W₂B₅ imposes an additional advantage over the use of a WC or pure W shield, in that it has far superior oxidation resistance. This is an important safety consideration for a worst-case accident scenario combining loss-of-coolant (LOCA) with loss-of-vacuum (LOVA).

The W₂B₅ shielding is particularly advantageous in situations where space for the neutron shielding is highly constrained. One such example is neutron shielding in a tokamak fusion reactor, particularly a spherical tokamak. In such a reactor, the shielding is protecting poloidal or toroidal field coils from neutrons emitted by the fusing plasma within the plasma chamber. The coils may be made from relatively delicate high temperature superconducting material, so an effective shield is necessary—but the efficiency of the reactor can be improved if this shield is as thin as possible, since that allows a more favourable spherical geometry, and for the field coils to be closer to where the magnetic field is needed.

Claims

1. A di-tungsten penta-boride, W2B5, for use within a neutron shield.

2. The di-tungsten penta-boride according to claim 1, wherein a proportion of boron-10 as a proportion of the total boron content of the W2B5 is greater than 18%, more preferably greater than 20%, more preferably greater than 25%.

3. The di-tungsten penta-boride according to claim 1, wherein the W2B5 is provided as solid sintered W2B5.

4. The di-tungsten penta-boride according to claim 1, wherein the W2B5 is provided within a composite material comprising W2B5 and a metal.

5. The di-tungsten penta-boride according to claim 4, wherein the metal is one of: a transition metal;a metal of group 11 of the periodic table;zinc;lead;aluminium;an alloy primarily composed of a transition metal, a metal of group 11 of the periodic table, zinc, lead, or aluminium.

6. The di-tungsten penta-boride according to claim 5, wherein the metal is copper.

7. The di-tungsten penta-boride according to claim 4, wherein the composite material is a cemented tungsten boride comprising a metal matrix and an aggregate, the aggregate comprising W2B5.

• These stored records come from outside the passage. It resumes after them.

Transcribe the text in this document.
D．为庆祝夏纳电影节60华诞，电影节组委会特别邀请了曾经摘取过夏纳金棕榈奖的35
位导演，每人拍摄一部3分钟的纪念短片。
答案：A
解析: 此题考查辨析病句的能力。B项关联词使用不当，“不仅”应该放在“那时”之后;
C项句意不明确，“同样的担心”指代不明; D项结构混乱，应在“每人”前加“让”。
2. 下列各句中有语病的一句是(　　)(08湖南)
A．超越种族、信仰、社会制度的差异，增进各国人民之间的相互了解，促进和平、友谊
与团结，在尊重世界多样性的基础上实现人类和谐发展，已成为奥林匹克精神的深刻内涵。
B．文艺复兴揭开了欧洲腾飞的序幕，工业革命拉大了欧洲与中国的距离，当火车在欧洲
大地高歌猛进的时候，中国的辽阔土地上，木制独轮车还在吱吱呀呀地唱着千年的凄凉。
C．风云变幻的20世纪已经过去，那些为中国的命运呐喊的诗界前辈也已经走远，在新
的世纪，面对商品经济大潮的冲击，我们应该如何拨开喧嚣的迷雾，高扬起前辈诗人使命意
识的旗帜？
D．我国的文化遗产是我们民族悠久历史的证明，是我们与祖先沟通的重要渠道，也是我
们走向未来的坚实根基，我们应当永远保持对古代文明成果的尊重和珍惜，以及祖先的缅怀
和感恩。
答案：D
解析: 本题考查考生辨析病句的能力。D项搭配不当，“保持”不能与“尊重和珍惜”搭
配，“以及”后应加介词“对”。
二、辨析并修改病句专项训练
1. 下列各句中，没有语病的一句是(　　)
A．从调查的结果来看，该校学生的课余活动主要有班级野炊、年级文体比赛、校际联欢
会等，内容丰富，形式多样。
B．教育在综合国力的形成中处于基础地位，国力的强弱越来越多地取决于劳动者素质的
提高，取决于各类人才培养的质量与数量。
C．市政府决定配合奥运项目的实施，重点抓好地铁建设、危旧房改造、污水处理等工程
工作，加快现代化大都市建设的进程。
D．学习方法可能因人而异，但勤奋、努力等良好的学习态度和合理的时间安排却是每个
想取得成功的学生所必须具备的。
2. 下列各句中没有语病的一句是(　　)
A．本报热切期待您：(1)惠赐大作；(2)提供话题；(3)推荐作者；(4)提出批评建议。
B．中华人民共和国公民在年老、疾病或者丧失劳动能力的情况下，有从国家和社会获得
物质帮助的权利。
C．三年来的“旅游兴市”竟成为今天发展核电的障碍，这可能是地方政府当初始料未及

8. The di-tungsten penta-boride according to claim 4, wherein the composite material comprises at least 70% by weight W2B5, more preferably at least 80% by weight W2B5, more preferably at least 90% by weight W2B5.

9. A neutron shielding comprising di-tungsten penta-boride, W2B5.

10. The neutron shielding according to claim 9, wherein a proportion of boron-10 as a proportion of the total boron content of the W2B5 is greater than 18%, more preferably greater than 20%, more preferably greater than 25%.

11. The neutron shielding according to claim 9, and wherein the W2B5 is solid sintered W2B5.

12. The neutron shielding according to claim 9, wherein the W2B5 is provided within a composite material comprising W2B5 and a metal.

13. The neutron shielding according to claim 12, wherein the metal is one of: a transition metal;a metal of group 11 of the periodic table;zinc;lead;aluminium;an alloy primarily composed of a transition metal, a metal of group 11 of the periodic table, zinc, lead, or aluminium.

14. The neutron shielding according to claim 13, wherein the metal is copper.

15. The neutron shielding according to claim 12, wherein the composite material is a cemented tungsten boride comprising a metal matrix and an aggregate, the aggregate comprising W2B5.

16. The neutron shielding according to claim 12, wherein the composite material comprises at least 70% by weight W2B5, more preferably at least 80% by weight W2B5, more preferably at least 90% by weight W2B5.

17. A tokamak fusion reactor comprising a plasma chamber, a toroidal field coil, a plurality of poloidal field coils, and neutron shielding located between the interior of the plasma chamber and the toroidal or poloidal field coils, wherein the neutron shielding is shielding according to claim 9.